Advanced biofuel technologies could provide significant benefits in countering climate change, a study project led by scientists at Colorado State University (CSU) in the US has found. Couple these technologies with carbon capture and storage (CCS) and the result could be the achievement of negative carbon emissions. Their research, which was funded by US and Brazilian agencies, has been published in the Proceedings of the National Academy of Sciences.
Biofuels have been controversial in some circles over fears regarding changes in land use and the possibility that other land uses would ‘sequestrate’ carbon more efficiently. Plants, of course, absorb carbon to grow and build their tissues, and some have suggested that planting grasslands and/or forests would be a more efficient method of sequestrating carbon than growing and using biofuels.
The CSU-led team, which included plant scientists, engineers and ecologists, accounted for all the carbon flows in biofuel systems and then compared them with those for grasslands and forests. This was one of the first such studies undertaken and the results indicated that there were certain clear strategies that would have a net carbon benefit.
The focus was on cellulosic biofuels, which are created from the non-edible parts of plants. As the research was conducted in the US, the plant that was examined was switchgrass, a native grass found in many areas of North America. In that continent, it is a major contender for sustainable biofuel production.

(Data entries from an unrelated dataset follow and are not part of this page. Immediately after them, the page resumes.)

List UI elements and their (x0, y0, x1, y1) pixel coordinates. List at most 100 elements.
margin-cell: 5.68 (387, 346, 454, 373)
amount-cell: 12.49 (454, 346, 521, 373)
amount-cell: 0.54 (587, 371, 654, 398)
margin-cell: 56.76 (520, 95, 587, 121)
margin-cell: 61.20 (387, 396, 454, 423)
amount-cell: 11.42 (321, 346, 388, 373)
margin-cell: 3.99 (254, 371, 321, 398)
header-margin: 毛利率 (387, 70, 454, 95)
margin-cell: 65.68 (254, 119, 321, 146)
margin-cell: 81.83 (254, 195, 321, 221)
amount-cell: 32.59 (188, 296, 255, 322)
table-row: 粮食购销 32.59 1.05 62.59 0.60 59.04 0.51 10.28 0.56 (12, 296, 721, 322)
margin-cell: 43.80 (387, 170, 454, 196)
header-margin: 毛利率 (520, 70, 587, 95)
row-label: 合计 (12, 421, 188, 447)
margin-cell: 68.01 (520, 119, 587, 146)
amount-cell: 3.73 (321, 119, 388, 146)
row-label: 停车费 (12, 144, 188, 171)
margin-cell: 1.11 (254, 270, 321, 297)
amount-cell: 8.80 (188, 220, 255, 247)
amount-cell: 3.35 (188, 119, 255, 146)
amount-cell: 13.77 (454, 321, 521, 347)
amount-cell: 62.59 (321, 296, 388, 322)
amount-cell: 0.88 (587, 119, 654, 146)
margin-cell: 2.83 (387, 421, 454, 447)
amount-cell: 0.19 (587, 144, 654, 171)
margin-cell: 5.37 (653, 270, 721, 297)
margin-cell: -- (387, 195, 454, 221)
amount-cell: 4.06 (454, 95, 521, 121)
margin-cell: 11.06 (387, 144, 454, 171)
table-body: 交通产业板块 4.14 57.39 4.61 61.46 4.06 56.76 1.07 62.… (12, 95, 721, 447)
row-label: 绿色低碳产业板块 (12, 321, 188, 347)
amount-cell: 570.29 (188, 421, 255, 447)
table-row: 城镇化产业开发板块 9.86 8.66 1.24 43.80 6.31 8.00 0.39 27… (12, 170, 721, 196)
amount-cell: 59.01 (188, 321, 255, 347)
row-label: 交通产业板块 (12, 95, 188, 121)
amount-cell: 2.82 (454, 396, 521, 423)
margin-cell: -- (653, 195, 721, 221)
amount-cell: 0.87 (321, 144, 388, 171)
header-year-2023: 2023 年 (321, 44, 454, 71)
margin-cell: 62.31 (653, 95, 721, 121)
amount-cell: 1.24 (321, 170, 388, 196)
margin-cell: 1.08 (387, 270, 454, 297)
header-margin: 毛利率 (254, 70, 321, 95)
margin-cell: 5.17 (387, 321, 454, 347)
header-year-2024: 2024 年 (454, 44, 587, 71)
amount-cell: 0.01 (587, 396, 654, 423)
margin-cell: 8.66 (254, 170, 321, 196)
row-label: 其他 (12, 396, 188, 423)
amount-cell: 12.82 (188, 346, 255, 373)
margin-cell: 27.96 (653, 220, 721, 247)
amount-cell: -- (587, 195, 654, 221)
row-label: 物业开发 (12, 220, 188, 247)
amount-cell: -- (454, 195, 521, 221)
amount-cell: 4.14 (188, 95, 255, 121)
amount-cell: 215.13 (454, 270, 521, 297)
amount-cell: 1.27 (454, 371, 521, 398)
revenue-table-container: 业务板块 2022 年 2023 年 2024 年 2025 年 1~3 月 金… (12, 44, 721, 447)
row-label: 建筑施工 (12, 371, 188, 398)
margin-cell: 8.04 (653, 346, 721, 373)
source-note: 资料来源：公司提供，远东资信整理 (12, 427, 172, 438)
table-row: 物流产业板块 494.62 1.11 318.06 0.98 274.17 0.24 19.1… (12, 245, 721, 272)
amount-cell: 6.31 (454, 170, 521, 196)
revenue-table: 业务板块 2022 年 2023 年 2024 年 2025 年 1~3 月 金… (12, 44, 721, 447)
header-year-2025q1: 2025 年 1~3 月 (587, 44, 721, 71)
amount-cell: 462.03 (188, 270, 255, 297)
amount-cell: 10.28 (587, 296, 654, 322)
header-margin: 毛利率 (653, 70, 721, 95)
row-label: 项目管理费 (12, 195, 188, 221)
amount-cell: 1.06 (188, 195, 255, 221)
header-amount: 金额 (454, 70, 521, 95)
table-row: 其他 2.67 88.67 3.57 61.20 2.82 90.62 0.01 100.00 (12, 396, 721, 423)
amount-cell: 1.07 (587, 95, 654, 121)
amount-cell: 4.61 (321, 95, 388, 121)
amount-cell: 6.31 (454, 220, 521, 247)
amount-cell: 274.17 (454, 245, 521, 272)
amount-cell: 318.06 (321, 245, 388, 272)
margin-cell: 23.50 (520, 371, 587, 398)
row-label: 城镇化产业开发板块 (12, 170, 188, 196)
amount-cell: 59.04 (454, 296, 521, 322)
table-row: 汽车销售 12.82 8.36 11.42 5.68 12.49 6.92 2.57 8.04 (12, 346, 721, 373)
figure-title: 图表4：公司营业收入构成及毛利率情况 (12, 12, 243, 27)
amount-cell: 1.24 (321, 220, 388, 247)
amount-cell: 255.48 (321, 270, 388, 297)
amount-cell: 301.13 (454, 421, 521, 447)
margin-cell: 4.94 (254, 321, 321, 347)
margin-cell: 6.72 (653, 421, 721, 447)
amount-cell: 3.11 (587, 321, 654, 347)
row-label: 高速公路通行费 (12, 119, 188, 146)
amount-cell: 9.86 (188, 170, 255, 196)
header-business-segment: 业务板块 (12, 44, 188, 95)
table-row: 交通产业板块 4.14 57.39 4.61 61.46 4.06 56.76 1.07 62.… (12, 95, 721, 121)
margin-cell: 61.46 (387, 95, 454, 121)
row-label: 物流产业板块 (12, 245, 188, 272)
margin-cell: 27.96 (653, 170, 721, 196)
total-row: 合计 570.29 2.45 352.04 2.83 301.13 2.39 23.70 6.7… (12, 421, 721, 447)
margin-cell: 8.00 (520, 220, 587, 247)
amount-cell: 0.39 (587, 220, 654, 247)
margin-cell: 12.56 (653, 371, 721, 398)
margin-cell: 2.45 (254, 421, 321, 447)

The research team used modelling to simulate the cultivation of switchgrass, its use to make cellulosic biofuels and subsequent CCS. Throughout, ecosystem and carbon flows were tracked. “What we found is that around half of the carbon in the switchgrass that comes into the refinery becomes a byproduct that would be available for carbon capture and storage,” reported CSU Natural Resource Ecology Lab research scientist John Field. (In CCS, the carbon dioxide byproduct of biofuel production is pumped into depleted oil wells or other suitable geological formations.)
It should be noted that at least one biofuel refinery, in the US state of Illinois, which is producing ethanol from corn (maize), is already using CCS technology. However, this is still not common practice.
The researchers also compared the results of their modelling with alternative carbon sequestration methods, including planting forests or grasslands. Analysing three differing case studies in the US, the team concluded that growing switchgrass for biofuels had a carbon benefit per hectare equivalent to reforestation but significantly greater than what could be achieved by planting grasslands.
“In the Great Plains, prairie is the more natural cover,” he pointed out. “Those systems don’t suck up as much carbon as a forest system does. If you start putting biofuels in the mix, they have two-and-a-half times the carbon benefits over grasslands. If you’re in an area where grassland would be the native cover, there’s a clear advantage to using biofuels.”